/mapr-data-gen

Data generator for MapR Data Platform

Primary LanguageScalaApache License 2.0Apache-2.0

MapR Data Generator

Data generator for MapR Data Platform

How to build

mvn clean compile assembly:single     

This should give you /mapr-data-gen-1.0.jar in your target folder.

How to run

./bin/spark-submit --master yarn \ 
--class class com.github.anicolaspp.Generator \ 
mapr-data-gen-1.0.jar [OPTIONS]

Current options are:

  usage: parquet-generator
   -C,--compress <arg>                          <String> compression type, valid values are:
                                                uncompressed, snappy, gzip,
                                                lzo (default: uncompressed)
   -f,--format <arg>                            <String> output format type (e.g., parquet, maprdb (default), etc.)
   -o,--output <arg>                            <String> the output file name (default: /ParqGenOutput.parquet)
   -O,--options <arg>                           <str,str> key,value strings that will be passed to the data source of spark in
                                                writing. E.g., for parquet you may want to re-consider parquet.block.size. The
                                                default is 128MB (the HDFS block size).
   -p,--partitions <arg>                        <int> number of output partitions (default: 1)
   -r,--rows <arg>                              <long> total number of rows (default: 10)
   -R,--rangeInt <arg>                          <int> maximum int value, value for any Int column will be generated between
                                                [0,rangeInt), (default: 2147483647)
   -s,--size <arg>                              <int> any variable payload size, string or payload in IntPayload (default: 100)
   -S,--show <arg>                              <int> show <int> number of rows (default: 0, zero means do not show)
   -t,--tasks <arg>                             <int> number of tasks to generate this data (default: 1)

An example run would be :

./bin/spark-submit --master yarn \
--class com.github.anicolaspp.Generator mapr-data-gen-1.0.jar  \
-o /user/mapr/tables/test_gen -r 84 -s 42 -p 12 -f maprdb

This will create 984 ( = 12 * 84) rows for case class Data as [String, Int, Array[Byte], Double, Float, Long, String] with 42 bytes byte array and 42 chars String, and save this as a MapR-DB table in /user/mapr/tables/test_gen.

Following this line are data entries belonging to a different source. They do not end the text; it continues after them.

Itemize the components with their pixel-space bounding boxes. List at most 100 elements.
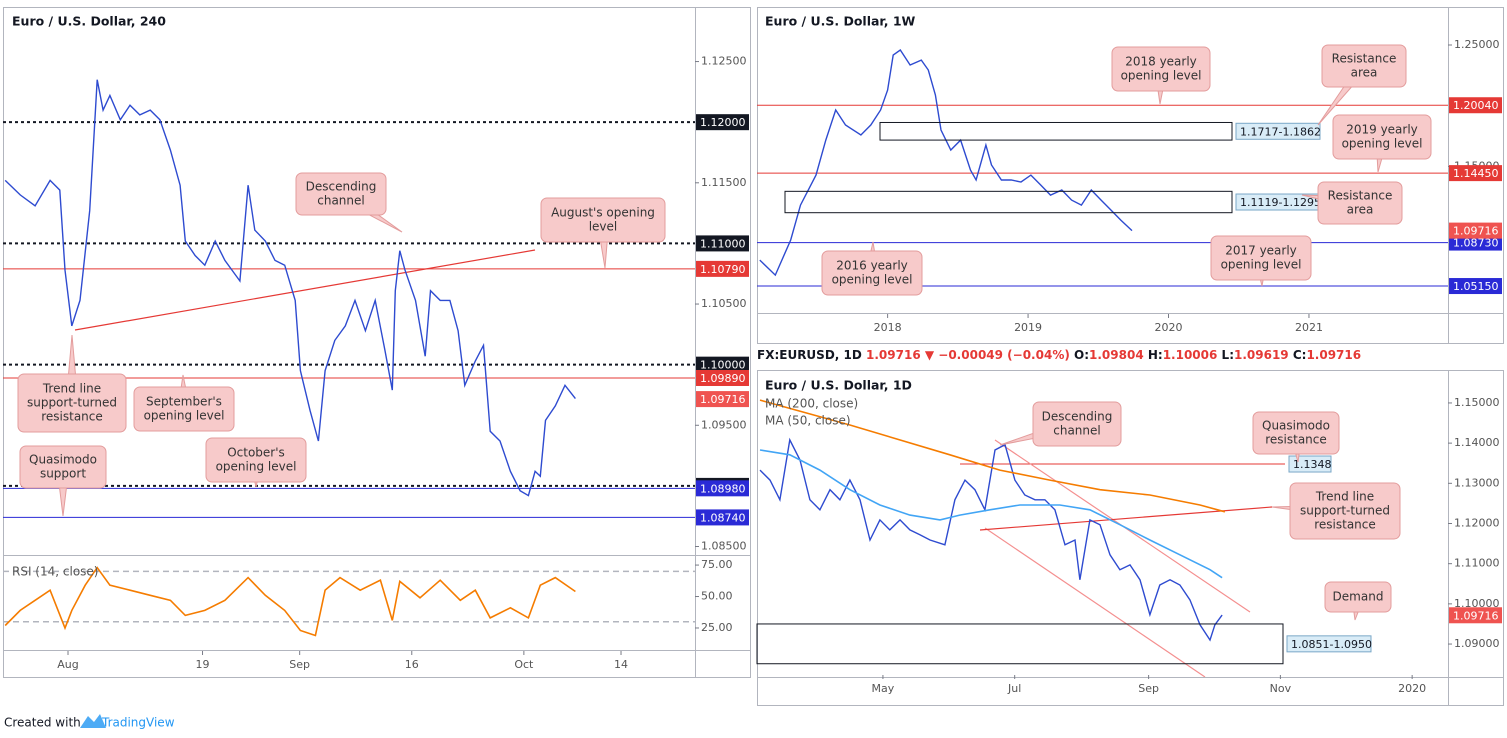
level-label: 1.1348 [1293, 458, 1332, 471]
y-tick-label: 1.08500 [701, 540, 747, 553]
low-label: L: [1222, 348, 1234, 362]
chart-title: Euro / U.S. Dollar, 1D [765, 378, 912, 393]
zone [784, 190, 1233, 214]
x-tick-label: 2020 [1155, 321, 1183, 334]
callout-text: area [1347, 203, 1374, 217]
callout [133, 386, 235, 432]
callout [1332, 114, 1432, 160]
callout-text: Quasimodo [29, 453, 97, 467]
zone-label: 1.0851-1.0950 [1291, 638, 1372, 651]
callout-text: support-turned [27, 396, 117, 410]
callout [17, 373, 127, 433]
panel-frame [3, 7, 751, 678]
close: 1.09716 [1306, 348, 1361, 362]
symbol: FX:EURUSD, 1D [757, 348, 862, 362]
high-label: H: [1148, 348, 1163, 362]
callout-text: area [1351, 66, 1378, 80]
price-badge [696, 480, 749, 497]
x-tick-label: 2018 [874, 321, 902, 334]
arrow: ▼ [925, 348, 935, 362]
change: −0.00049 (−0.04%) [938, 348, 1070, 362]
callout-text: opening level [144, 409, 225, 423]
series-line [759, 399, 1226, 513]
price-badge [696, 114, 749, 131]
y-tick-label: 1.25000 [1454, 38, 1500, 51]
open: 1.09804 [1089, 348, 1144, 362]
callout-text: opening level [1121, 69, 1202, 83]
open-label: O: [1074, 348, 1089, 362]
callout-text: Descending [1042, 410, 1113, 424]
x-tick-label: Nov [1270, 682, 1292, 695]
price-badge-label: 1.10000 [700, 359, 746, 372]
price-badge [1449, 222, 1502, 239]
x-tick-label: Oct [514, 658, 534, 671]
chart-title: Euro / U.S. Dollar, 240 [12, 14, 166, 29]
y-tick-label: 1.13000 [1454, 476, 1500, 489]
zone-label-bg [1235, 122, 1321, 140]
y-tick-label: 1.09500 [701, 418, 747, 431]
x-tick-label: Jul [1007, 682, 1021, 695]
callout-text: 2018 yearly [1125, 55, 1197, 69]
callout [821, 250, 923, 296]
x-tick-label: 14 [614, 658, 628, 671]
callout-text: channel [1053, 424, 1100, 438]
high: 1.10006 [1163, 348, 1218, 362]
y-tick-label: 1.12000 [1454, 516, 1500, 529]
callout-text: October's [227, 446, 285, 460]
y-tick-label: 1.14000 [1454, 436, 1500, 449]
callout [1317, 181, 1403, 225]
callout-text: 2017 yearly [1225, 244, 1297, 258]
callout [1111, 46, 1211, 92]
price-badge-label: 1.09716 [1453, 609, 1499, 622]
callout-text: channel [317, 194, 364, 208]
price: 1.09716 [866, 348, 921, 362]
price-badge [696, 509, 749, 526]
y-tick-label: 1.15000 [1454, 396, 1500, 409]
series-line [759, 437, 1223, 642]
callout [1252, 411, 1340, 455]
y-tick-label: 75.00 [701, 558, 733, 571]
callout-text: opening level [1221, 258, 1302, 272]
y-tick-label: 1.09000 [1454, 637, 1500, 650]
series-line [759, 449, 1223, 579]
drawing-line [984, 527, 1206, 677]
close-label: C: [1293, 348, 1307, 362]
price-badge-label: 1.20040 [1453, 99, 1499, 112]
footer-text: Created with [4, 716, 81, 730]
callout-text: Demand [1333, 590, 1384, 604]
x-tick-label: 19 [196, 658, 210, 671]
level-label-bg [1288, 455, 1332, 473]
price-badge-label: 1.09890 [700, 372, 746, 385]
callout-text: Trend line [1315, 490, 1374, 504]
y-tick-label: 1.12500 [701, 55, 747, 68]
price-badge [1449, 278, 1502, 295]
x-tick-label: 16 [405, 658, 419, 671]
price-badge-label: 1.09716 [700, 393, 746, 406]
price-badge-label: 1.05150 [1453, 280, 1499, 293]
drawing-line [74, 249, 536, 331]
callout-text: resistance [1265, 433, 1327, 447]
callout-text: Resistance [1332, 52, 1397, 66]
zone-label-bg [1286, 635, 1372, 653]
info-bar: FX:EURUSD, 1D 1.09716 ▼ −0.00049 (−0.04%… [757, 348, 1361, 362]
callout-text: support-turned [1300, 504, 1390, 518]
callout-text: Quasimodo [1262, 419, 1330, 433]
callout [1289, 482, 1401, 540]
callout-text: resistance [41, 410, 103, 424]
price-badge-label: 1.08980 [700, 482, 746, 495]
zone-label: 1.1717-1.1862 [1240, 125, 1321, 138]
callout-text: level [589, 220, 618, 234]
price-badge [696, 260, 749, 277]
callout-text: 2016 yearly [836, 259, 908, 273]
price-badge-label: 1.11000 [700, 237, 746, 250]
callout [1324, 581, 1392, 613]
callout-text: opening level [832, 273, 913, 287]
legend-entry: RSI (14, close) [12, 565, 98, 579]
x-tick-label: Sep [289, 658, 310, 671]
callout-text: September's [146, 395, 222, 409]
x-tick-label: Sep [1138, 682, 1159, 695]
price-badge [1449, 165, 1502, 182]
footer-brand[interactable]: TradingView [101, 716, 175, 730]
logo [80, 714, 106, 728]
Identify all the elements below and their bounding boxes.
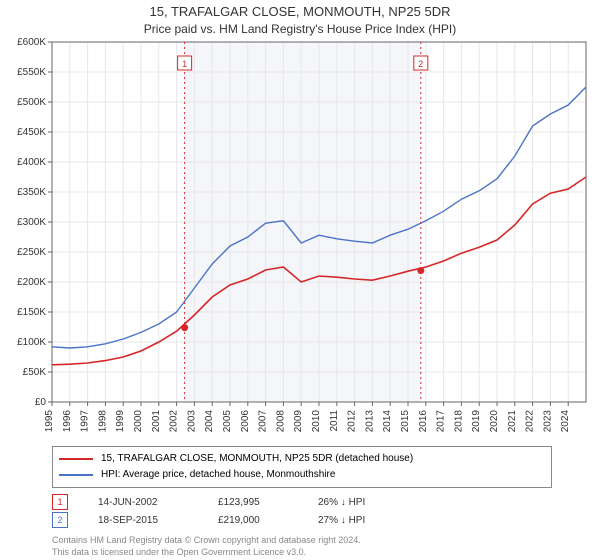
svg-text:2002: 2002 <box>169 410 180 433</box>
svg-text:£350K: £350K <box>17 187 46 198</box>
svg-text:2019: 2019 <box>471 410 482 433</box>
legend-line-1 <box>59 458 93 460</box>
svg-text:£200K: £200K <box>17 277 46 288</box>
svg-text:1997: 1997 <box>80 410 91 433</box>
svg-text:1: 1 <box>182 59 187 69</box>
sale-row-2: 2 18-SEP-2015 £219,000 27% ↓ HPI <box>52 512 572 528</box>
footer-note: Contains HM Land Registry data © Crown c… <box>52 534 361 558</box>
svg-text:2004: 2004 <box>204 410 215 433</box>
legend-label-1: 15, TRAFALGAR CLOSE, MONMOUTH, NP25 5DR … <box>101 451 413 467</box>
svg-text:2024: 2024 <box>560 410 571 433</box>
svg-text:2020: 2020 <box>489 410 500 433</box>
chart-svg: £0 £50K £100K £150K £200K £250K £300K £350K £400… <box>0 0 600 442</box>
svg-text:2014: 2014 <box>382 410 393 433</box>
svg-text:£450K: £450K <box>17 127 46 138</box>
svg-text:2011: 2011 <box>329 410 340 432</box>
svg-text:2016: 2016 <box>418 410 429 433</box>
svg-text:£400K: £400K <box>17 157 46 168</box>
sale-diff-2: 27% ↓ HPI <box>318 515 438 526</box>
legend-box: 15, TRAFALGAR CLOSE, MONMOUTH, NP25 5DR … <box>52 446 552 488</box>
footer-line-2: This data is licensed under the Open Gov… <box>52 546 361 558</box>
footer-line-1: Contains HM Land Registry data © Crown c… <box>52 534 361 546</box>
svg-text:£100K: £100K <box>17 337 46 348</box>
sale-date-2: 18-SEP-2015 <box>98 515 218 526</box>
svg-text:£500K: £500K <box>17 97 46 108</box>
svg-text:2008: 2008 <box>275 410 286 433</box>
sale-diff-1: 26% ↓ HPI <box>318 497 438 508</box>
svg-text:£50K: £50K <box>23 367 47 378</box>
legend-line-2 <box>59 474 93 476</box>
svg-text:2021: 2021 <box>507 410 518 433</box>
svg-text:£300K: £300K <box>17 217 46 228</box>
svg-text:1999: 1999 <box>115 410 126 433</box>
svg-text:£0: £0 <box>35 397 47 408</box>
svg-text:2010: 2010 <box>311 410 322 433</box>
legend-row-hpi: HPI: Average price, detached house, Monm… <box>59 467 545 483</box>
svg-text:2015: 2015 <box>400 410 411 433</box>
svg-text:1996: 1996 <box>62 410 73 433</box>
svg-text:£600K: £600K <box>17 37 46 48</box>
svg-text:1998: 1998 <box>97 410 108 433</box>
svg-text:2000: 2000 <box>133 410 144 433</box>
sale-price-2: £219,000 <box>218 515 318 526</box>
chart-container: 15, TRAFALGAR CLOSE, MONMOUTH, NP25 5DR … <box>0 0 600 560</box>
sale-price-1: £123,995 <box>218 497 318 508</box>
legend-row-price-paid: 15, TRAFALGAR CLOSE, MONMOUTH, NP25 5DR … <box>59 451 545 467</box>
svg-text:2023: 2023 <box>542 410 553 433</box>
svg-text:£550K: £550K <box>17 67 46 78</box>
svg-text:2018: 2018 <box>453 410 464 433</box>
svg-text:2003: 2003 <box>186 410 197 433</box>
svg-text:£250K: £250K <box>17 247 46 258</box>
svg-text:2001: 2001 <box>151 410 162 433</box>
sale-row-1: 1 14-JUN-2002 £123,995 26% ↓ HPI <box>52 494 572 510</box>
sale-marker-1: 1 <box>52 494 68 510</box>
sale-marker-2: 2 <box>52 512 68 528</box>
svg-text:2022: 2022 <box>525 410 536 433</box>
svg-text:2013: 2013 <box>364 410 375 433</box>
svg-text:2: 2 <box>418 59 423 69</box>
svg-text:2009: 2009 <box>293 410 304 433</box>
svg-text:2007: 2007 <box>258 410 269 433</box>
svg-text:1995: 1995 <box>44 410 55 433</box>
svg-text:2012: 2012 <box>347 410 358 433</box>
svg-text:2006: 2006 <box>240 410 251 433</box>
sale-date-1: 14-JUN-2002 <box>98 497 218 508</box>
legend-label-2: HPI: Average price, detached house, Monm… <box>101 467 335 483</box>
svg-text:2005: 2005 <box>222 410 233 433</box>
svg-text:2017: 2017 <box>436 410 447 433</box>
svg-text:£150K: £150K <box>17 307 46 318</box>
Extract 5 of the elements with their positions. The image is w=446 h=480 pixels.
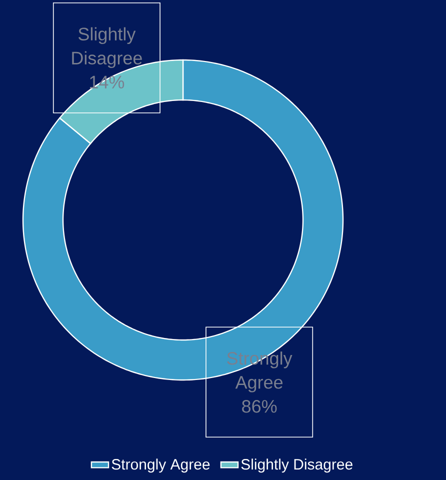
legend-label: Strongly Agree [112, 458, 210, 473]
legend-label: Slightly Disagree [241, 458, 352, 473]
slice-label: Slightly Disagree [72, 27, 142, 68]
data-label: 86% [242, 400, 277, 413]
slice-label: Strongly Agree [227, 352, 292, 392]
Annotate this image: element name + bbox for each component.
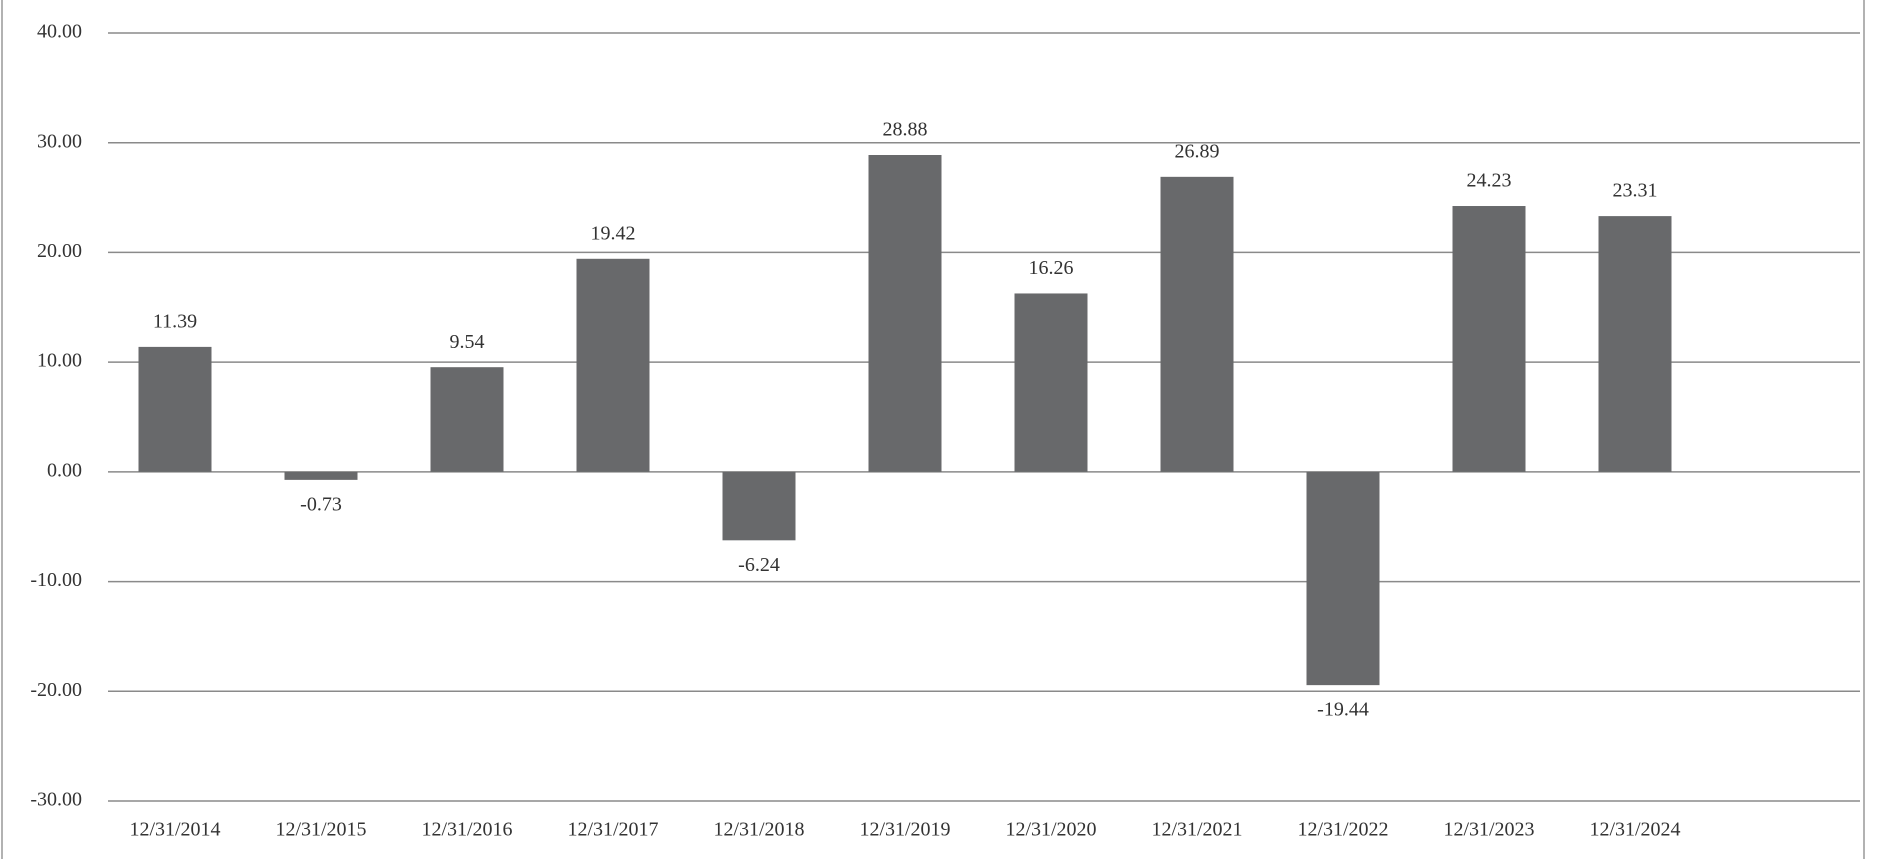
bar <box>1598 216 1672 472</box>
x-tick-label: 12/31/2023 <box>1443 819 1534 841</box>
y-tick-label: -20.00 <box>30 679 82 701</box>
y-tick-label: 0.00 <box>47 459 82 481</box>
y-tick-label: 30.00 <box>37 130 82 152</box>
bar <box>722 471 796 541</box>
data-label: 11.39 <box>153 310 197 332</box>
x-tick-label: 12/31/2017 <box>567 819 658 841</box>
x-tick-label: 12/31/2022 <box>1297 819 1388 841</box>
x-tick-label: 12/31/2014 <box>129 819 220 841</box>
y-tick-label: 20.00 <box>37 240 82 262</box>
data-label: 26.89 <box>1175 140 1220 162</box>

We can generate parquet data in the following way.

./bin/spark-submit --master yarn \
--class com.github.anicolaspp.Generator mapr-data-gen-1.0.jar  \
-o /user/mapr/data/parquet -r 84 -s 42 -p 12 -f parquet 

In this case the same data is generated and saved in /user/mapr/data/parquet

We can generate stream data in the following way.

./spark-submit --master yarn \
--deploy-mode client \
--num-executors 12 \
--executor-cores 2 \
--executor-memory 5G \
--class com.github.anicolaspp.Generator \
~/mapr-data-gen-1.0.jar -o /user/mapr/streams/random_data:t1 -r 1000000 -s 1024 -p 24 -f mapres -c 50 -t 20
  1. Notice that -o points to a MapR Stream and includes the topic (t1 in our case).
  2. We are generating 1000000 rows
  3. We use -t 20 to indicate that we use 20 tasks to generate the data
  4. We use -p 24 to indicate that we use 24 partitions to write to the stream
  5. We use -c 50 to indicate that we use 50 threads on each partition to write to MapR-ES.

Finally, if we need to run the stream data generator for a period of time (we want to test a consumer while writing data) we can add -m argument to indicate the time we want to run it (in minutes).

./spark-submit --master yarn \
--deploy-mode client \
--num-executors 12 \
--executor-cores 2 \
--executor-memory 5G \
--class com.github.anicolaspp.Generator \
~/mapr-data-gen-1.0.jar -o /user/mapr/streams/random_data:t1 -r 10000 -s 1024 -p 5 -f mapres -c 50 -t 100 -m 5

Notice the same arguments than before, but we have added -m 5 to indicate that we want to write the generated data during 5 minutes. The application will stop after that.